It is no secret that both manned and unmanned aerial vehicles (UAVs) have played a major role in surveillance and intelligence gathering missions on the battlefield, as well as for helping manage other global challenges that require real-time aerial data for decision making.
As we enter a critical troop draw-down phase in both Iraq and Afghanistan, the use of manned and unmanned aerial vehicles will only increase to off-set the lack of on-the-ground intelligence-gathering capabilities. In addition, the U.S. Air Force’s 47-year unmanned aircraft acquisition plan emphasizes that UAVs will continue to be a major priority for the Department of Defense.
Going one step further, one could easily envision a future where the majority of aircraft are unmanned on both the commercial and government sides – think unmanned UPS cargo planes. On the manned side, with the imminent troop withdrawal, we will likely have more aircraft with imagery and intelligence analysts on board gathering and distributing the data in real time.
The challenge with the proliferation of aerial vehicles is managing the satellite bandwidth needed for sharing the vast amounts of data generated by aerial missions. In addition, the gathering and sharing of this massive influx of data requires the latest modem technologies on both the air frame and on the ground, software upgrades on unmanned vehicles such as the Predator and Reaper to take advantage of less expensive but very capable inclined orbit capacity and highly flexible distributed support services on the ground. Unfortunately, it appears that current budget cuts will minimize the government’s future investment in certain modifications to support high-data-rate communications and other commercial satellite and software services.

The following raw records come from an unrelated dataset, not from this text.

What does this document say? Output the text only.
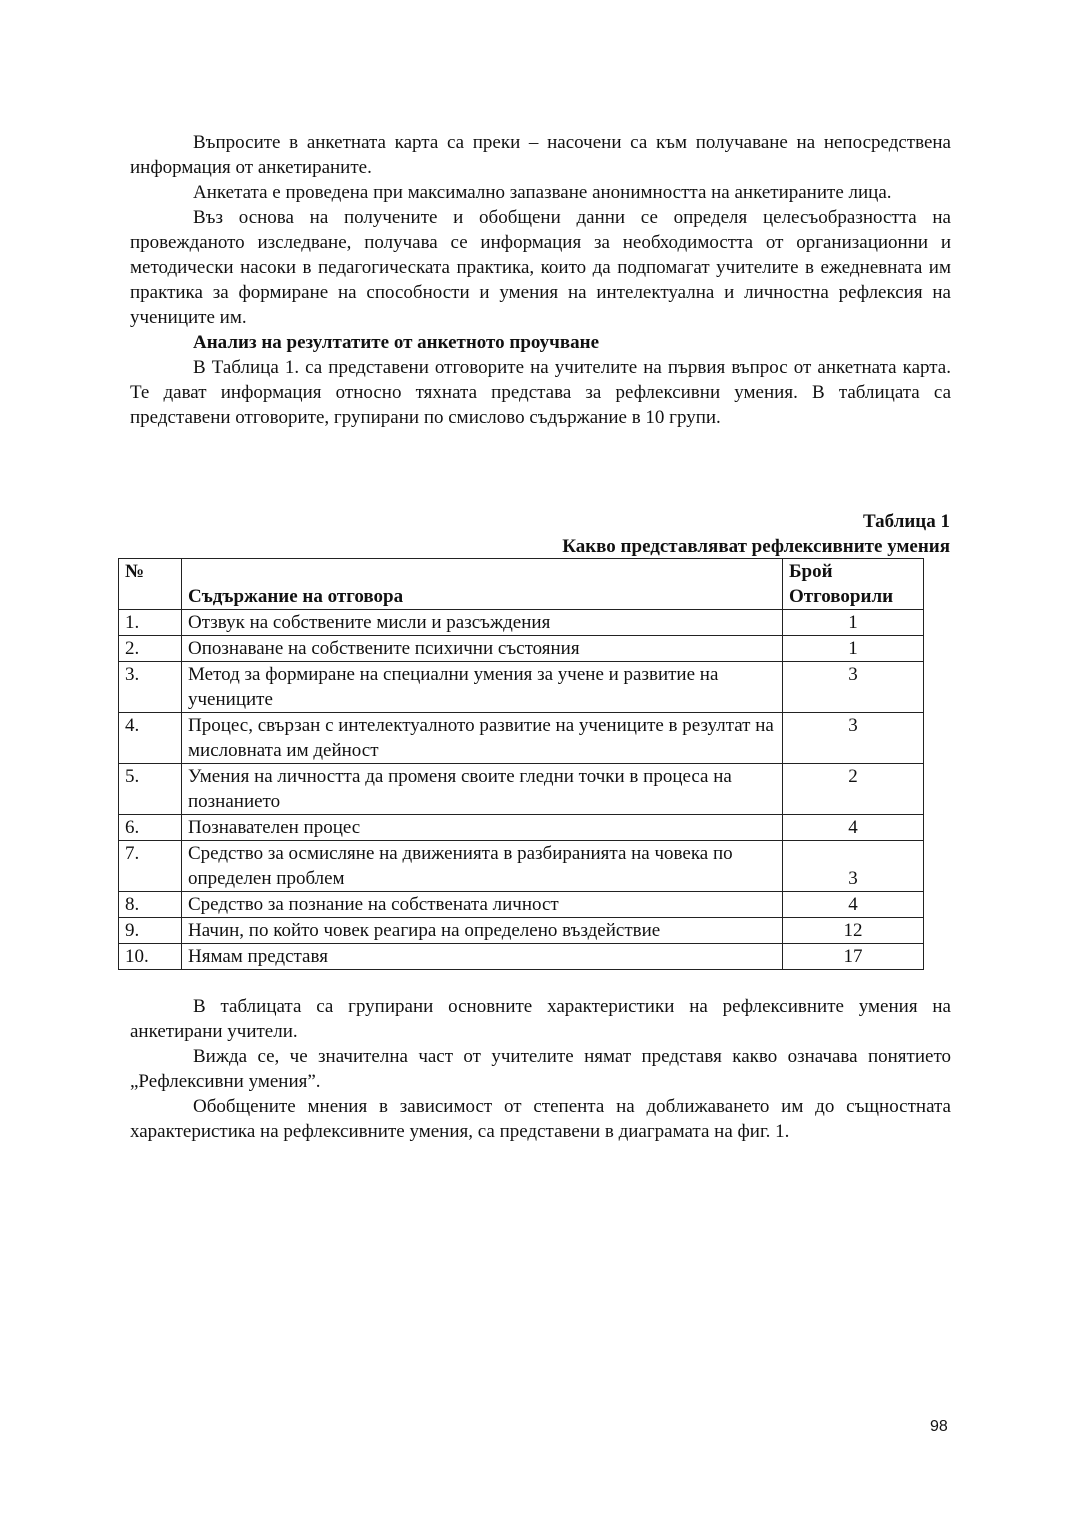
Въпросите в анкетната карта са преки – насочени са към получаване на непосредствена информация от анкетираните.

Анкетата е проведена при максимално запазване анонимността на анкетираните лица.

Въз основа на получените и обобщени данни се определя целесъобразността на провежданото изследване, получава се информация за необходимостта от организационни и методически насоки в педагогическата практика, които да подпомагат учителите в ежедневната им практика за формиране на способности и умения на интелектуална и личностна рефлексия на учениците им.

Анализ на резултатите от анкетното проучване

В Таблица 1. са представени отговорите на учителите на първия въпрос от анкетната карта. Те дават информация относно тяхната представа за рефлексивни умения. В таблицата са представени отговорите, групирани по смислово съдържание в 10 групи.

Таблица 1
Какво представляват рефлексивните умения
№	Съдържание на отговора	Брой
Отговорили

1.	Отзвук на собствените мисли и разсъждения	1
2.	Опознаване на собствените психични състояния	1
3.	Метод за формиране на специални умения за учене и развитие на учениците	3
4.	Процес, свързан с интелектуалното развитие на учениците в резултат на мисловната им дейност	3
5.	Умения на личността да променя своите гледни точки в процеса на познанието	2
6.	Познавателен процес	4
7.	Средство за осмисляне на движенията в разбиранията на човека по определен проблем	3
8.	Средство за познание на собствената личност	4
9.	Начин, по който човек реагира на определено въздействие	12
10.	Нямам представя	17

В таблицата са групирани основните характеристики на рефлексивните умения на анкетирани учители.

Вижда се, че значителна част от учителите нямат представя какво означава понятието „Рефлексивни умения”.

Обобщените мнения в зависимост от степента на доближаването им до същностната характеристика на рефлексивните умения, са представени в диаграмата на фиг. 1.

98
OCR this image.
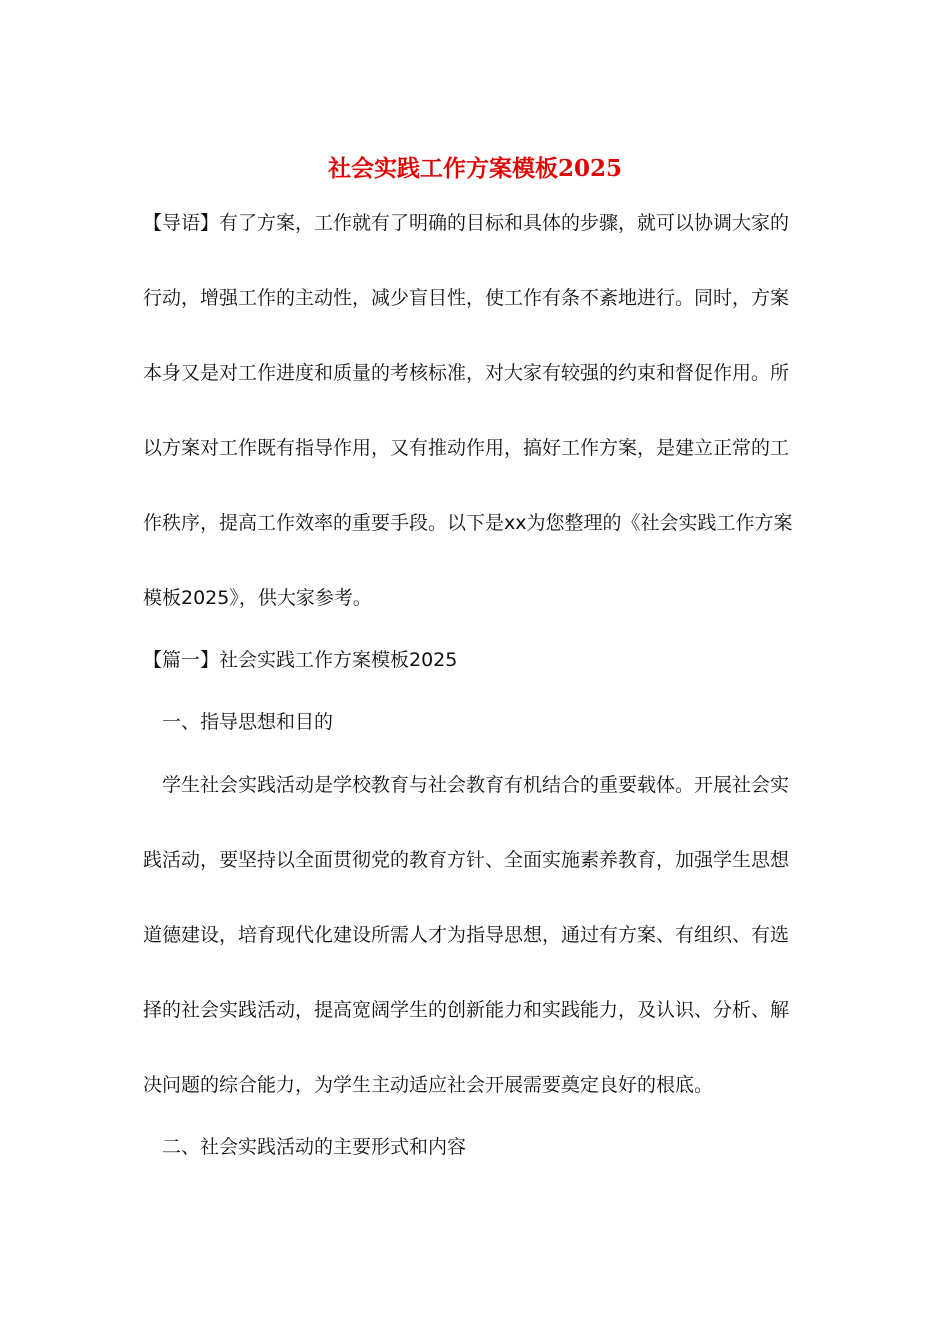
社会实践工作方案模板2025
【导语】有了方案，工作就有了明确的目标和具体的步骤，就可以协调大家的
行动，增强工作的主动性，减少盲目性，使工作有条不紊地进行。同时，方案
本身又是对工作进度和质量的考核标准，对大家有较强的约束和督促作用。所
以方案对工作既有指导作用，又有推动作用，搞好工作方案，是建立正常的工
作秩序，提高工作效率的重要手段。以下是xx为您整理的《社会实践工作方案
模板2025》，供大家参考。
【篇一】社会实践工作方案模板2025
一、指导思想和目的
学生社会实践活动是学校教育与社会教育有机结合的重要载体。开展社会实
践活动，要坚持以全面贯彻党的教育方针、全面实施素养教育，加强学生思想
道德建设，培育现代化建设所需人才为指导思想，通过有方案、有组织、有选
择的社会实践活动，提高宽阔学生的创新能力和实践能力，及认识、分析、解
决问题的综合能力，为学生主动适应社会开展需要奠定良好的根底。
二、社会实践活动的主要形式和内容
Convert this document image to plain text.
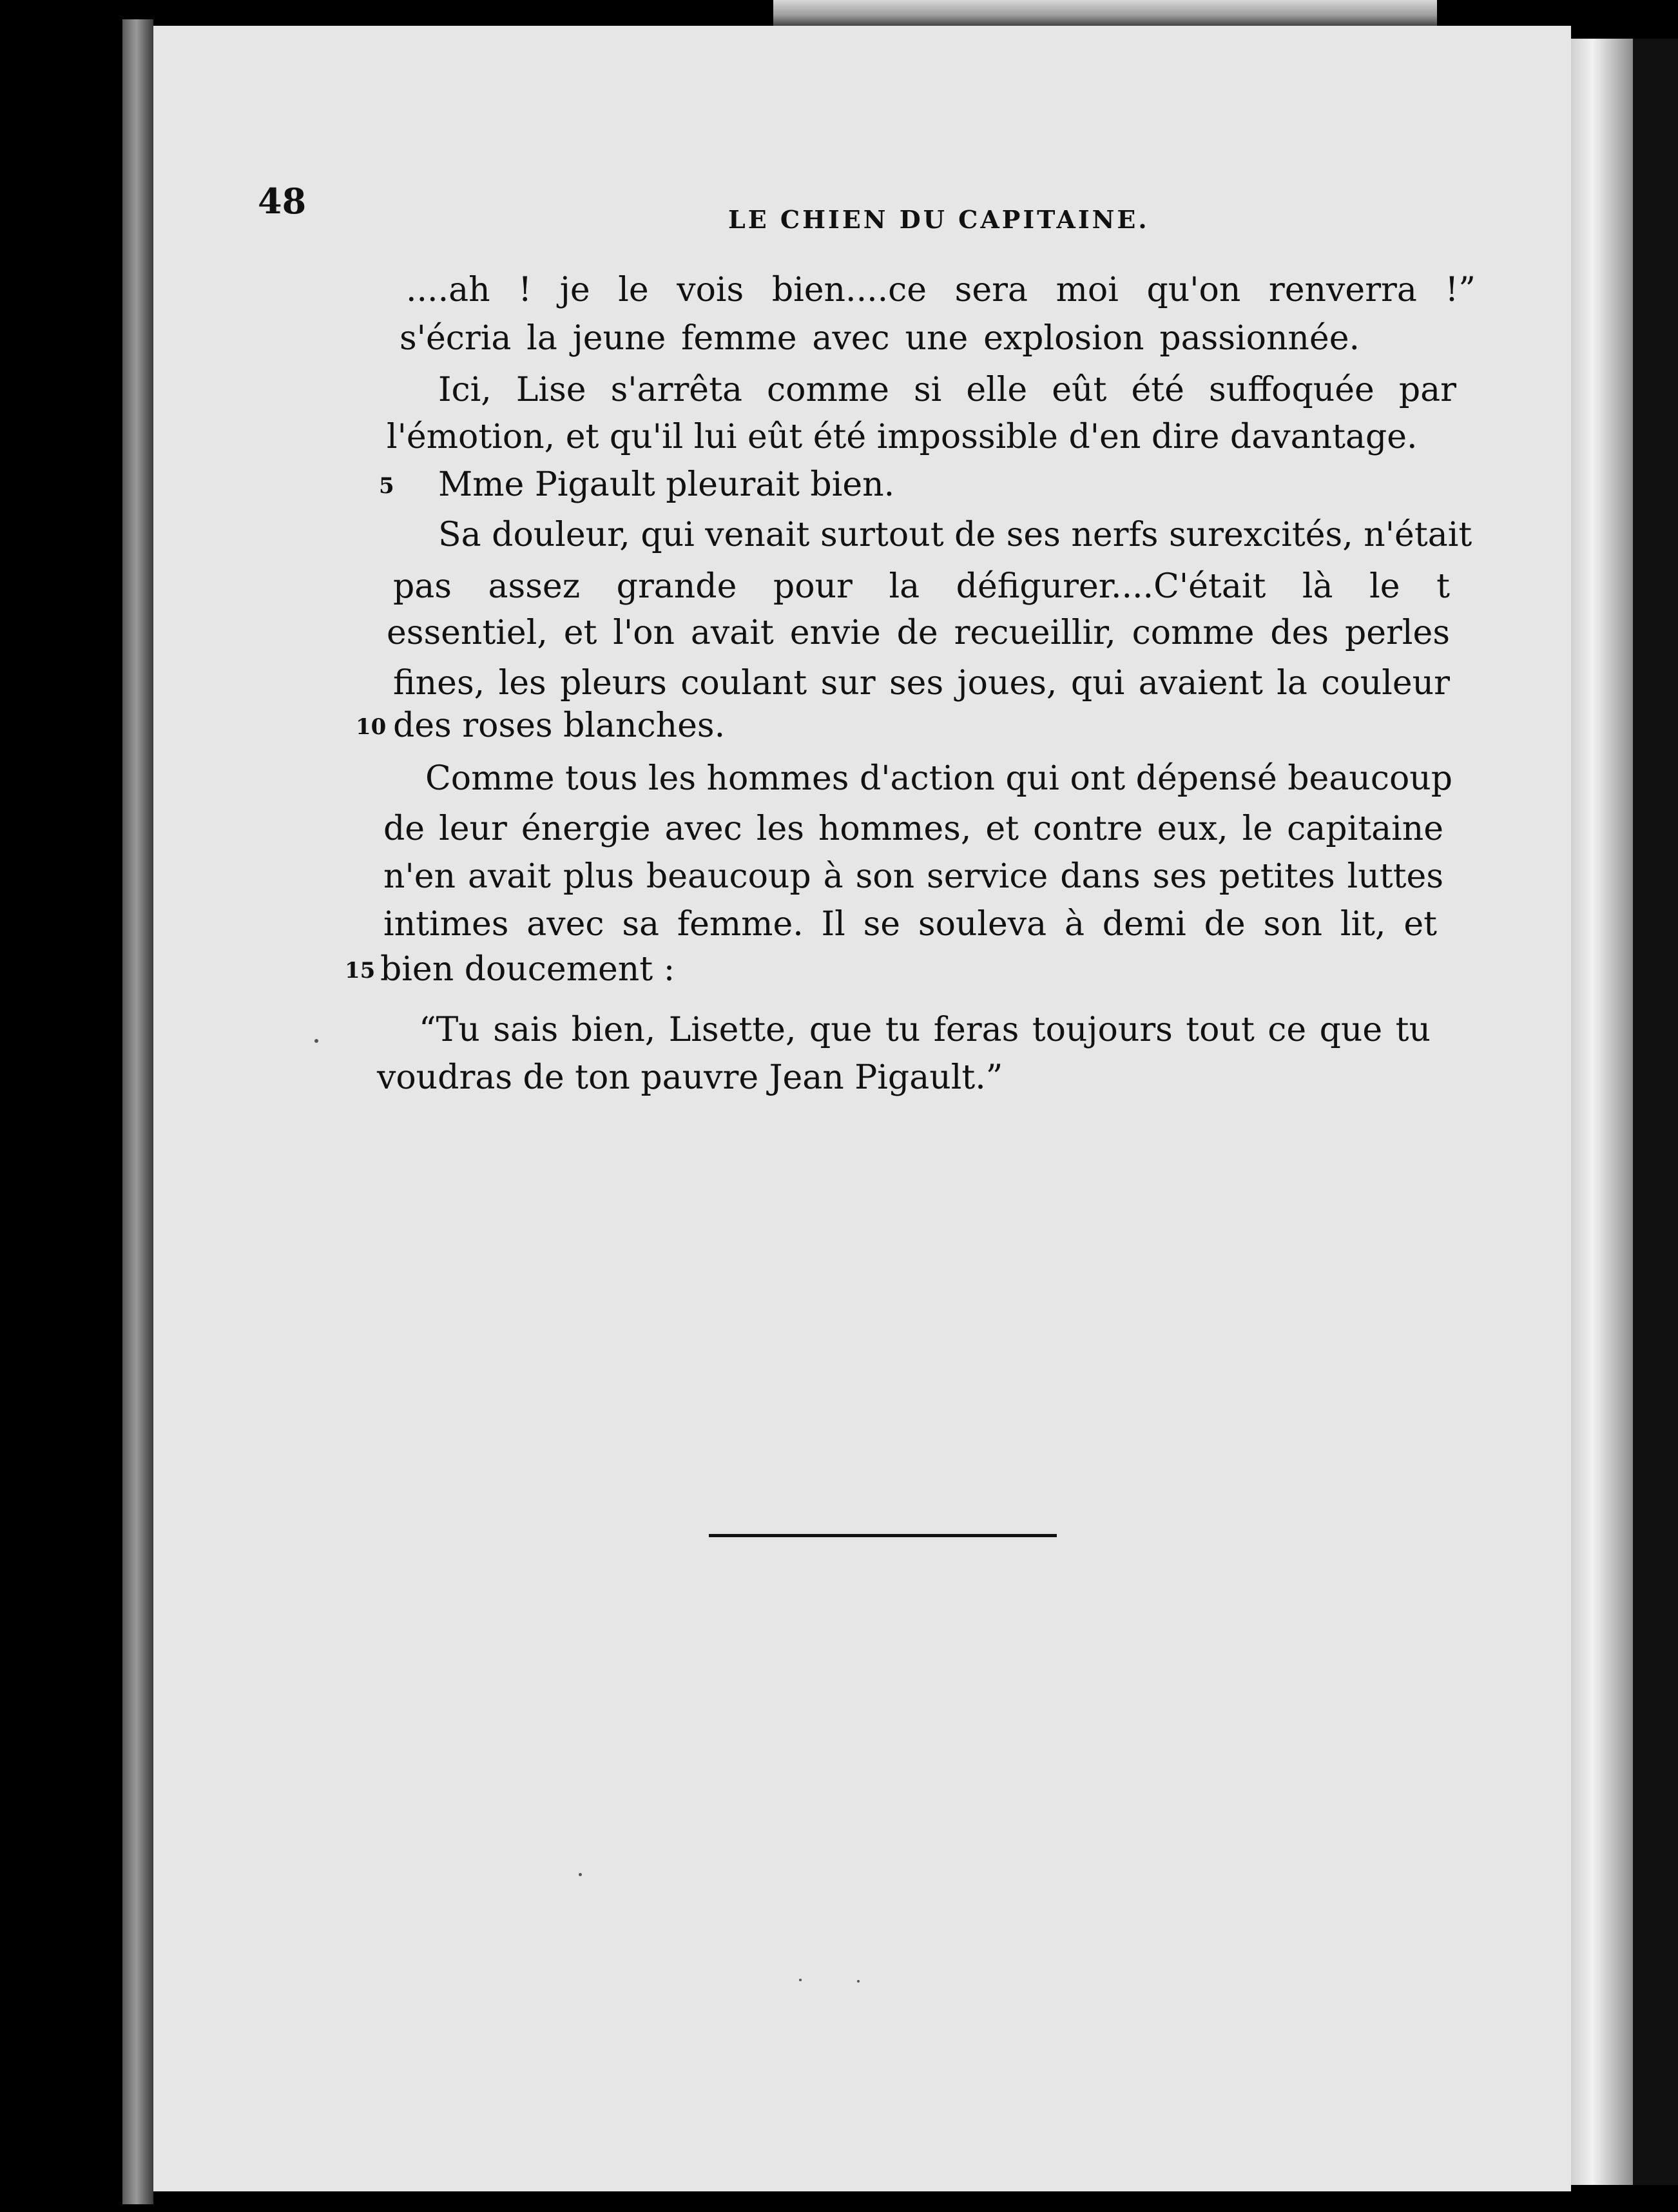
48	LE CHIEN DU CAPITAINE.
....ah ! je le vois bien....ce sera moi qu'on renverra !”
s'écria la jeune femme avec une explosion passionnée.
Ici, Lise s'arrêta comme si elle eût été suffoquée par
l'émotion, et qu'il lui eût été impossible d'en dire davantage.
5 Mme Pigault pleurait bien.
Sa douleur, qui venait surtout de ses nerfs surexcités, n'était
pas assez grande pour la défigurer....C'était là le t
essentiel, et l'on avait envie de recueillir, comme des perles
fines, les pleurs coulant sur ses joues, qui avaient la couleur
10 des roses blanches.
Comme tous les hommes d'action qui ont dépensé beaucoup
de leur énergie avec les hommes, et contre eux, le capitaine
n'en avait plus beaucoup à son service dans ses petites luttes
intimes avec sa femme. Il se souleva à demi de son lit, et
15 bien doucement :
“Tu sais bien, Lisette, que tu feras toujours tout ce que tu
voudras de ton pauvre Jean Pigault.”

We at Intelsat General saw first-hand how the swift unrest that occurred in North Africa this year required quick, on-the-spot access to bandwidth for aerial intelligence gathering in order to mount an effective response. When unrest or unplanned natural disasters occur, we need to be able to turn on a dime, leverage our current aerial vehicles and, more importantly, be able to handle any data bandwidth challenges that arise.
If the Department of Defense is making an investment in building manned and unmanned UAVs, it is critical that the agency also make a similar investment in the bandwidth, the technology and the services for handling the data. Optimal management of bandwidth across ComSatCom, to include budgeting, and MilSatCom makes aerial vehicles more effective and able to achieve the purpose of aerial surveillance: keep the warfighter safe and help save lives in natural disasters.